In subsequent studies using what the model refers to as holistic FR approaches, experts used the entire facial region as input for FR methods. Instead, the researchers employed characteristics that could describe the image textures at different points as a result of advancements in methods for computer vision [27]. This feature-based method matches the local characteristics of photos for FR purposes. Researchers refer to the combined or hybrid method for FR structures, which combines feature-based and holistic strategies to increase efficiency [28]. Up until the advent of DL-based approaches, these were the usual techniques primarily employed in FR devices. Over the past several years, the application of deep learning and CNN for facial recognition techniques has had significant effects on performance improvement [29]. With the development of highly sophisticated architectures and discriminating approaches to learning, the performance of FR methods had reached an astonishing level. DL approaches, when trained on significant volumes of data, can create FR systems that are resilient to various training information [30]. Convolution layers, data pooling layers, and completely connected layers make up the majority of a CNN structure. A convolutional layer attempts to identify facial traits based on the provided information.

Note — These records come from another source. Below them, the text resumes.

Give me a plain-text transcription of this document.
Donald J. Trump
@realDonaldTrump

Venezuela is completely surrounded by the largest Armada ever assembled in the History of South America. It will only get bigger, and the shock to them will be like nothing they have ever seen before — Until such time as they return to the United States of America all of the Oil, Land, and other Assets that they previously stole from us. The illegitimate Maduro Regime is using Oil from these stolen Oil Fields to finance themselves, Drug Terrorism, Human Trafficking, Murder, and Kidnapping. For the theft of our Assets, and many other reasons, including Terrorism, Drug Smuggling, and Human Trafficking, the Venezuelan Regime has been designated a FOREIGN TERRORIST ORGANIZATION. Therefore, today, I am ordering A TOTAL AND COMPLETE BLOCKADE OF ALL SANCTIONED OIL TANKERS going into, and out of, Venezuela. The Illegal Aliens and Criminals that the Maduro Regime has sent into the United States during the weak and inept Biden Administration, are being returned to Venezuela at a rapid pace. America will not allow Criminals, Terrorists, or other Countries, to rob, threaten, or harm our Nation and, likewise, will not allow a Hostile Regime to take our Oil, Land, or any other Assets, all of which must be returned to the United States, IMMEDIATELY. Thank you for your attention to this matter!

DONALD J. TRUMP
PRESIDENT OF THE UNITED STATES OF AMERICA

The convolutional layer employs nonlinear transmission operations and a filter kernel to carry out the convolution process [31] by combining the outcomes for one layer's neuron groups into the specific neuron in the following layer, the pooling layers' goal is to reduce the size of the map of features. Implementing this CNN-based representation of feature algorithms in FR systems has significantly increased their effectiveness. The DL-based techniques also incorporate the two steps found in conventional [32]. During the training stage, we process the input information beforehand to adjust the input tensor for the neural network architecture, generating a unified include map. This includes adjusting the total number of images, height, width, and various other variables. The model may also resize or change the position of the input data [33].

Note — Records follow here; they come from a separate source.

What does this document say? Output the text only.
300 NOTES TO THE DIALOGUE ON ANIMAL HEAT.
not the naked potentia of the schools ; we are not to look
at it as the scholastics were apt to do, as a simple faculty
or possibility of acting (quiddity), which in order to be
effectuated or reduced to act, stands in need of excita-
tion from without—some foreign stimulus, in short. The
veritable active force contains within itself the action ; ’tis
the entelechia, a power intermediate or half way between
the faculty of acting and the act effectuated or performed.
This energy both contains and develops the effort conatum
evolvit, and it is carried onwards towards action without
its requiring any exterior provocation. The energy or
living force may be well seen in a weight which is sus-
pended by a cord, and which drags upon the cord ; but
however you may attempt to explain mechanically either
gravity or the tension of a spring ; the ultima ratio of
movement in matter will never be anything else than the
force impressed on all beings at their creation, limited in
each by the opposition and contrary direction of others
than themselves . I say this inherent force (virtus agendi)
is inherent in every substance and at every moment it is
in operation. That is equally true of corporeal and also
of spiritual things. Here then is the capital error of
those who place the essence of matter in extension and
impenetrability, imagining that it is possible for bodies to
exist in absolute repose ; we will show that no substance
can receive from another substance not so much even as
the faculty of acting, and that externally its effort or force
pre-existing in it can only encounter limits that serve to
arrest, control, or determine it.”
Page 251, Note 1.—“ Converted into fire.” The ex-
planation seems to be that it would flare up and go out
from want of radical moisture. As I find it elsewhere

New deep learning methods, especially the utilization of Multi-Task Cascaded Mask Convolutional Networks (MTCMCN), have recently enabled significant advances in face recognition. The author [34] claim that these networks help one to recognize persons while also handling other issues such as occlusions and light fluctuations. MTCMCN has made significant strides with its online mining approach. This approach, according to researcher [35], uses harsh sample mining to enhance learning and thereby helps the model to function without human intervention. Research indicated up to 2024 that these techniques not only improve face recognition accuracy but also AIFR performance [36]. These methods have improved by using entire cross-age databases listing both gender and age, ensuring reliable findings on common datasets such as FDDB and AFLW [37]. These developments have led to a significant demand for more accurate and flexible identification systems. As a result, MTCMCN is a leading framework in current face identification technologies.

3. Proposed Methodology

Figure 2 shows our method's complete pipeline. Researchers first resize an image to different scales to generate an image pyramid, which serves as the input for the following three-phase cascaded framework:

• To get the prospective windows and associated boundary-box regression vectors, the model implements an entirely convolutional network dubbed the suggestion network. The proposed system calibrates the choices using the calculated regression bounding box matrices. After that, the model utilizes non-maximum suppression to combine options with significant overlaps.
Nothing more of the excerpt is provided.